The Brian Boswell’s Circus has dismissed the abuse of elephants by its handlers as isolated cases.
|||Durban - Amid mounting anger over the abuse of elephants by handlers at Brian Boswell’s Circus, the management of the family-run business have dismissed the beatings as isolated cases.
They said on Tuesday they were denied an opportunity to timeously act against the culprits.
Amateur video footage, which aired on the Carte Blanche TV programme on Sunday night, shows one incident in which a handler is running towards an elephant and then whipping the animal, which is seen running away from him.
Another incident shows a handler hitting an elephant, and when one of the staff members in the video was approached by a Carte Blanche team and secretly filmed, he reportedly said that his father had taught him it was necessary to inflict pain to get results when training an elephant.
“You hit them hard, you can’t just tap them lightly, but you only hit them when you are training them,” he had said.
While the footage was aired on Sunday, the national council of the SPCA (NSPCA) had received the amateur videos - taken on a cellphone and a hidden camera in December - in January and laid five criminal charges against the circus last month.
But the circus’s management claim they were denied an opportunity to view the footage themselves at the time, when they said they could have acted against the animal abusers.
The Carte Blanche feature quoted Isabel Wentzel, NSPCA national inspector, who said they had given the circus an opportunity to view the footage with them but were turned down. She claimed the circus asked that the footage be sent to them.

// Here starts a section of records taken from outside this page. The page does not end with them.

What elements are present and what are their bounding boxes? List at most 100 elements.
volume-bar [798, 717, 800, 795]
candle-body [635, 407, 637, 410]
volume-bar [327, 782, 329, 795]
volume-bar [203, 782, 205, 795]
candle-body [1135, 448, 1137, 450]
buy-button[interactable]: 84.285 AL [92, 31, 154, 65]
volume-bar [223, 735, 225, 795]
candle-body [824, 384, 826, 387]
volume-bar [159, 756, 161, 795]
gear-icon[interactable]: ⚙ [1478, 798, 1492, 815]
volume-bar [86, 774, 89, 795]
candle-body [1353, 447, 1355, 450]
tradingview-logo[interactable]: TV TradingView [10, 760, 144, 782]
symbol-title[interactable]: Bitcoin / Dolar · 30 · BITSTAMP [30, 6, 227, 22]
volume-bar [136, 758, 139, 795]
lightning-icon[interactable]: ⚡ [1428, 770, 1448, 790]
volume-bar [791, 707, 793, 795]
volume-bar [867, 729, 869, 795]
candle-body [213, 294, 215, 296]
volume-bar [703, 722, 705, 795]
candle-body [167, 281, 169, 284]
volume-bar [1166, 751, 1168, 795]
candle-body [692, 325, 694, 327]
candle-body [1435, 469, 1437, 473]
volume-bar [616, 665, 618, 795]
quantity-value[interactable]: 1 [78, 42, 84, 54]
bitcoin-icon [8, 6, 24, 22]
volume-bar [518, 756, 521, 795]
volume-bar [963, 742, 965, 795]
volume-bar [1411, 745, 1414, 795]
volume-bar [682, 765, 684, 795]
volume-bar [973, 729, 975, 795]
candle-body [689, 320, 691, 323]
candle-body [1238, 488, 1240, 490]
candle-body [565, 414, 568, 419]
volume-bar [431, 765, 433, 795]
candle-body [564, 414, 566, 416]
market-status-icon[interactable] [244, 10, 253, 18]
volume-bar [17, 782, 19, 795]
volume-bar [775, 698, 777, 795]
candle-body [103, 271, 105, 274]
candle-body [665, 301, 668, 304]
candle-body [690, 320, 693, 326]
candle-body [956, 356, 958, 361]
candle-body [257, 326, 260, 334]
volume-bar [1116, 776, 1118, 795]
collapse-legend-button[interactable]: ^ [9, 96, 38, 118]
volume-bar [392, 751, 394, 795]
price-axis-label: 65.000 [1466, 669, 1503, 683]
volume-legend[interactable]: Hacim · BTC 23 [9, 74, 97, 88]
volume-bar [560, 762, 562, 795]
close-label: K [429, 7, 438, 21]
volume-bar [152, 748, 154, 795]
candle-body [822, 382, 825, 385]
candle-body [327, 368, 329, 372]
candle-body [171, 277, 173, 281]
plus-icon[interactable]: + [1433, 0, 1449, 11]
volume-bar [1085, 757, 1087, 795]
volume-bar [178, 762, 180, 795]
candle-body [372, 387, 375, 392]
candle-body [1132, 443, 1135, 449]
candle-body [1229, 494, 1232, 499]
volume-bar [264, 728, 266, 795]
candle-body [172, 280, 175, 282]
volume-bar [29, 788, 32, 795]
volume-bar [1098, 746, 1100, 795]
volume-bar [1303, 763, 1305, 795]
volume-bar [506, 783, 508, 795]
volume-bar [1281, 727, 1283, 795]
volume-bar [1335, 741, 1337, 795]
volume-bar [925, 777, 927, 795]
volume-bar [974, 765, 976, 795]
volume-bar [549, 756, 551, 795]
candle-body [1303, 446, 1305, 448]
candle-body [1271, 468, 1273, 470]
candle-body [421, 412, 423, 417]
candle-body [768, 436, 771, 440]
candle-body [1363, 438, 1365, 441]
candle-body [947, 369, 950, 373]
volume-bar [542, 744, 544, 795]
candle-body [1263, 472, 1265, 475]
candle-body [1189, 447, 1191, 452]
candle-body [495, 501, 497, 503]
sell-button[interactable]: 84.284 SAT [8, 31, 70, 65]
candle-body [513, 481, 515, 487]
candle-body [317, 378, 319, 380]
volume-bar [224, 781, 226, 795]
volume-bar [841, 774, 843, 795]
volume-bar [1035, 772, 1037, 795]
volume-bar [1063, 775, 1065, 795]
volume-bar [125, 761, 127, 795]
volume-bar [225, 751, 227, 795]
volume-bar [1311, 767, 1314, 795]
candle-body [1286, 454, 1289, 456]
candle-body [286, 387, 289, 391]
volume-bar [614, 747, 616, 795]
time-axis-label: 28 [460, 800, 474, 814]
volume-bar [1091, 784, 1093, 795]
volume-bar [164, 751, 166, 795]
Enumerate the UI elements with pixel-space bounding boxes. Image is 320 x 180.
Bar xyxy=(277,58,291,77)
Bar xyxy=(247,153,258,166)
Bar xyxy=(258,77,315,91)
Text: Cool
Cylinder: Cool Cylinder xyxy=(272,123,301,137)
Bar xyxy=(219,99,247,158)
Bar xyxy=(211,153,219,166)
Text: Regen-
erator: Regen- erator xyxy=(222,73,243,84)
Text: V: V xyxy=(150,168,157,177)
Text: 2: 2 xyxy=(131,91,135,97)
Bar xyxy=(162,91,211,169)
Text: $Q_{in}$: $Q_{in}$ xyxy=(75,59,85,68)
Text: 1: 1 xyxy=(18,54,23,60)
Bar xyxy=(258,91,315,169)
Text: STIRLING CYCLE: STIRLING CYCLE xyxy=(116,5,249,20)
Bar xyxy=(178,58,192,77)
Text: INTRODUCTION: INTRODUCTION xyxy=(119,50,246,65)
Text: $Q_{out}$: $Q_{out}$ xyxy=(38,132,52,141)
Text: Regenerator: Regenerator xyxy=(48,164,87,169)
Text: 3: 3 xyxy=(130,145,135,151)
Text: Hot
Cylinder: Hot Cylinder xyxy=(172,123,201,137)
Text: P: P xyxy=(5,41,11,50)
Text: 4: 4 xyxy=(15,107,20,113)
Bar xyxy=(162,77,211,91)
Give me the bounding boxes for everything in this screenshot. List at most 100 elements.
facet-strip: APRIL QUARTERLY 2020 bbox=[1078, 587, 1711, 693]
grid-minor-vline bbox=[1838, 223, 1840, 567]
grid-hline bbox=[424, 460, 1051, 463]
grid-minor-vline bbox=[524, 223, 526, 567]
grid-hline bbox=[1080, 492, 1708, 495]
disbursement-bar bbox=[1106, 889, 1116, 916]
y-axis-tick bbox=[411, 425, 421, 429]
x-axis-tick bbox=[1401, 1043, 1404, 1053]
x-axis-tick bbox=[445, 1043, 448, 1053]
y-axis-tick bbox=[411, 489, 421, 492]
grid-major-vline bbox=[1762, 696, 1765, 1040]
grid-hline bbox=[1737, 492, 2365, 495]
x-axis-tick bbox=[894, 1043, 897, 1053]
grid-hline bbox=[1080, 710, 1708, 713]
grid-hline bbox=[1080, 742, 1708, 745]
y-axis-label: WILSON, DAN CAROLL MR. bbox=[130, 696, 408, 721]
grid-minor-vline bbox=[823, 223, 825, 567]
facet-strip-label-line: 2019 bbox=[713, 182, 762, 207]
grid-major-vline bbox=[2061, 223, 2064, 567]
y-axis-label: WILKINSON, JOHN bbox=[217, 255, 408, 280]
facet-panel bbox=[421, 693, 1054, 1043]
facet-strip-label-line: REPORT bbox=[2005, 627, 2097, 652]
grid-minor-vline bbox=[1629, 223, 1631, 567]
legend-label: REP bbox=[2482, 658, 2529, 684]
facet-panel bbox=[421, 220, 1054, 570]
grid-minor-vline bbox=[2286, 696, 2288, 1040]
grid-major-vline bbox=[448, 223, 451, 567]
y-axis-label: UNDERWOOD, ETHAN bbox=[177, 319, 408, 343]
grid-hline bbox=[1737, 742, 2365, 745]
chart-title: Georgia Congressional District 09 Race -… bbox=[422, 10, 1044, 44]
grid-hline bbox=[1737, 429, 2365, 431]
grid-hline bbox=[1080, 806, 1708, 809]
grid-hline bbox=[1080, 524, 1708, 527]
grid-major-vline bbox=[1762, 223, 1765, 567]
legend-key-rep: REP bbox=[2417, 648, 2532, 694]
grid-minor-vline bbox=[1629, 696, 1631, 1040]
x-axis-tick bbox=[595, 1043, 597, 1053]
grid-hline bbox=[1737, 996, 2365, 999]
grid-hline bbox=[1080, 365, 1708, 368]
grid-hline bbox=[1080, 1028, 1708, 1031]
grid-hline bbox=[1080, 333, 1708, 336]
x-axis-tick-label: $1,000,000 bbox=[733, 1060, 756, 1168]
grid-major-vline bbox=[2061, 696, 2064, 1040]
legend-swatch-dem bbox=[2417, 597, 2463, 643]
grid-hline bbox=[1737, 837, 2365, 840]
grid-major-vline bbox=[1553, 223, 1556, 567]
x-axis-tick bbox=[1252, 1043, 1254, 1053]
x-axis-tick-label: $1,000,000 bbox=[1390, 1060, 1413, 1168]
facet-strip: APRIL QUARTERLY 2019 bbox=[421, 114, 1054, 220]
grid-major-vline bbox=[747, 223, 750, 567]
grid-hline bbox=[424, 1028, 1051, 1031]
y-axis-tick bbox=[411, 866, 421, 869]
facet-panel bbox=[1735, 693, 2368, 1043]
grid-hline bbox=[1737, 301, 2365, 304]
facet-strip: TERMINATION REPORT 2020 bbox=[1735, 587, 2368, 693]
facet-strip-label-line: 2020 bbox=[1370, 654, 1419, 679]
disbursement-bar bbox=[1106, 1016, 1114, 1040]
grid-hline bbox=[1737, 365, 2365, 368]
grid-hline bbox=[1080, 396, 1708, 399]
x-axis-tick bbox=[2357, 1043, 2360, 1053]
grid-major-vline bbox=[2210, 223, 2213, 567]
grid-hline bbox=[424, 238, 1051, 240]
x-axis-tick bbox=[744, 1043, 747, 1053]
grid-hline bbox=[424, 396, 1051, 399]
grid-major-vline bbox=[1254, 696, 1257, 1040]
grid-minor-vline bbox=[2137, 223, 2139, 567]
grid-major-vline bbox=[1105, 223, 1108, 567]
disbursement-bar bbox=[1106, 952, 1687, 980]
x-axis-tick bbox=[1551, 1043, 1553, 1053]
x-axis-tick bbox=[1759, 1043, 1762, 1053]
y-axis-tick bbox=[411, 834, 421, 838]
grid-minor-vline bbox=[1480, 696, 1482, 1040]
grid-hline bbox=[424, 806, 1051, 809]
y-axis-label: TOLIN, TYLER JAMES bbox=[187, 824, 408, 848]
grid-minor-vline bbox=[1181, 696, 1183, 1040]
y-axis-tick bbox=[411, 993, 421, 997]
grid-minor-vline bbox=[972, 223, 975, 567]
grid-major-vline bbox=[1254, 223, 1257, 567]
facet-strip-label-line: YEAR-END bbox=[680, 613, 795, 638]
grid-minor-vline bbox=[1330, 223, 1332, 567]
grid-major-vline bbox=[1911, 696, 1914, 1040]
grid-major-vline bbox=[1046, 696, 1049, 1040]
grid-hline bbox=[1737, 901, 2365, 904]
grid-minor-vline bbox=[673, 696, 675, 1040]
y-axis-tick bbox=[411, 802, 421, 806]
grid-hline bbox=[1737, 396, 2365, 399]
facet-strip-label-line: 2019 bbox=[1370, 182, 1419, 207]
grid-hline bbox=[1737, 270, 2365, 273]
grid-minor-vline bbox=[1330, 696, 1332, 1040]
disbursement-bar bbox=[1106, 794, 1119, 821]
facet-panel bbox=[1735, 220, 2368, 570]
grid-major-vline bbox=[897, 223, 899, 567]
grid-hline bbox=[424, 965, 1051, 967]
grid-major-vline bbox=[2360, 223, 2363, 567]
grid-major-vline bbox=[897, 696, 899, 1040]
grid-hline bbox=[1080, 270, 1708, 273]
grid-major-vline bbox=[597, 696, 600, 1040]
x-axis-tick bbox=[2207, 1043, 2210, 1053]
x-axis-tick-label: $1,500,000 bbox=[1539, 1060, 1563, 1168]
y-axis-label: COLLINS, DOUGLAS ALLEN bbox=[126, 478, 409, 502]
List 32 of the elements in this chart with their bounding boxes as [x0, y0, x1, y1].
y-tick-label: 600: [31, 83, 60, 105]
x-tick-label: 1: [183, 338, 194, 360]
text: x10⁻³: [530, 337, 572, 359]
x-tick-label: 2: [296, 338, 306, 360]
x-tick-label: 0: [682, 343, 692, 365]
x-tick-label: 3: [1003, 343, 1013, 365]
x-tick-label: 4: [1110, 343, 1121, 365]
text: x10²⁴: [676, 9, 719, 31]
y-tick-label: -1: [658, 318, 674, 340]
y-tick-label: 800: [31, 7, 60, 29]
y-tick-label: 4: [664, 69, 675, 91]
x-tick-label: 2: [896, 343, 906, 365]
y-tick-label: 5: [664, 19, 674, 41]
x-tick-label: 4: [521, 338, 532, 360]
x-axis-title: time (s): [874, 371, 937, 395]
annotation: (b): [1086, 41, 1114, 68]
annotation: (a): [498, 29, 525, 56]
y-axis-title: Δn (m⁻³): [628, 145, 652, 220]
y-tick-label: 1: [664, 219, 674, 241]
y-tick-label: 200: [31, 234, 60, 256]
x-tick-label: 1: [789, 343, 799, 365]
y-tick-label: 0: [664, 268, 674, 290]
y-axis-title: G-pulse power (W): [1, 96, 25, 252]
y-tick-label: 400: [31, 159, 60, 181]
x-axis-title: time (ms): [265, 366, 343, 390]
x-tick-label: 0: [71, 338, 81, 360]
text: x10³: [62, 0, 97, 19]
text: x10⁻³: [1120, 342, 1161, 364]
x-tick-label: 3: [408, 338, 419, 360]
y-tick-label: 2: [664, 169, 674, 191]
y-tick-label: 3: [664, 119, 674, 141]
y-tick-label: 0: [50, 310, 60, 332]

Georgina Boswell told the Daily News on Tuesday that her family had watched the footage for the first time, with everyone else, on Carte Blanche. Boswell said they were outraged by the abuse from staff members who, she said, had grown up with them - and the animals.
“One employee was fired in December when a member of the public had shown us video footage of abuse against the elephants and the other groomsman was identified on Sunday night and has since been suspended, pending an investigation,” Boswell said.
Since the airing of the footage, support for the “Boycott Brian Boswell Animal Circus” Facebook page appears to have increased. And the NSPCA’s petition to the Department of Environmental Affairs to ban wild animal acts in circuses drew more than 1 000 signatures on Monday.
The NSPCA launched its “Celebrate the Wildness of Wild Animals” campaign in 2011, calling for the public to boycott circuses, which use wild animal acts in their travelling shows.
Ainsley Hay, acting manager of the NSPCA’s wildlife unit, explained that each signature on their electronic petition was automatically sent to the department and they were hoping their message was being spread far and wide.
“Over 30 countries have already banned the use of wild animals in circuses, including Austria, Greece, Bolivia, Peru, Australia, Israel and Singapore,” she said.
“The NSPCA does not believe that wild animals should be subjected to the conditions of circus life. Performing inappropriate tricks in the name of entertainment does nothing to foster respect for animals. Animals in circuses do not benefit any educational, conservational or scientific cause.”
Hay said police were investigating the criminal charges they had laid against the circus handlers and Brian Boswell’s Circus.
Dr Mandy Lombard, the elephant policy spokeswoman for Public Watch, an organisation that focuses on biodiversity conservation and wildlife welfare, said it was up to the government to change legislation to ban the use of wild animals in circuses.
Lombard, who is also a research associate at the Nelson Mandela Metropolitan University, said the UK would implement such a ban in 2015 - a decade after people started campaigning for it.
“Legislation for animal welfare in South Africa is very bad,” she said. “To improve it we are trying to follow two steps: the first being trying to go about changing legislation and the second is informing people not to attend the circus.”
Public Watch, which has highlighted and captured footage of abuse against circus elephants, has been campaigning since 2008 for the welfare of elephants in captivity, and trying to get the Department of Environmental Affairs to publish minimum standards on this issue. Lombard said the standards would not allow for the elephants to be chained or beaten.
However, Agriculture, Environmental Affairs and Rural Development MEC Meshack Radebe said while his department was against the abuse of any animal, there were no plans, either provincially or nationally, for a ban on the use of wild animals in circuses.
“We don’t have this problem (of abuse) in KZN, but should this issue come to light in the province we will step in,” he said.
Ezemvelo KZN Wildlife spokesman, Musa Mntambo, said his organisation would be guided by the national Department of Environmental Affairs’s response to the NSPCA’s petition.
Boswell told the Daily News her family could have acted sooner against the culprits had they seen the footage in January when they were contacted by the NSPCA about it.
“We asked to see it and were told by the NSPCA that they could not send us the film due to criminal charges being put in place. We did not hear from the NSPCA again in this regard, despite having had 17 inspections by various SPCA inspectors since December,” she said. “The next time we heard about the criminal charges was when Carte Blanche wanted our response to the allegations of animal abuse.
“We asked again to see the footage and were refused.”
She said the incidents of abuse were isolated and that they did not support animal abuse.
The Boswells have a storied history in South Africa, with their roots in the circus business going back to the 1800s in England.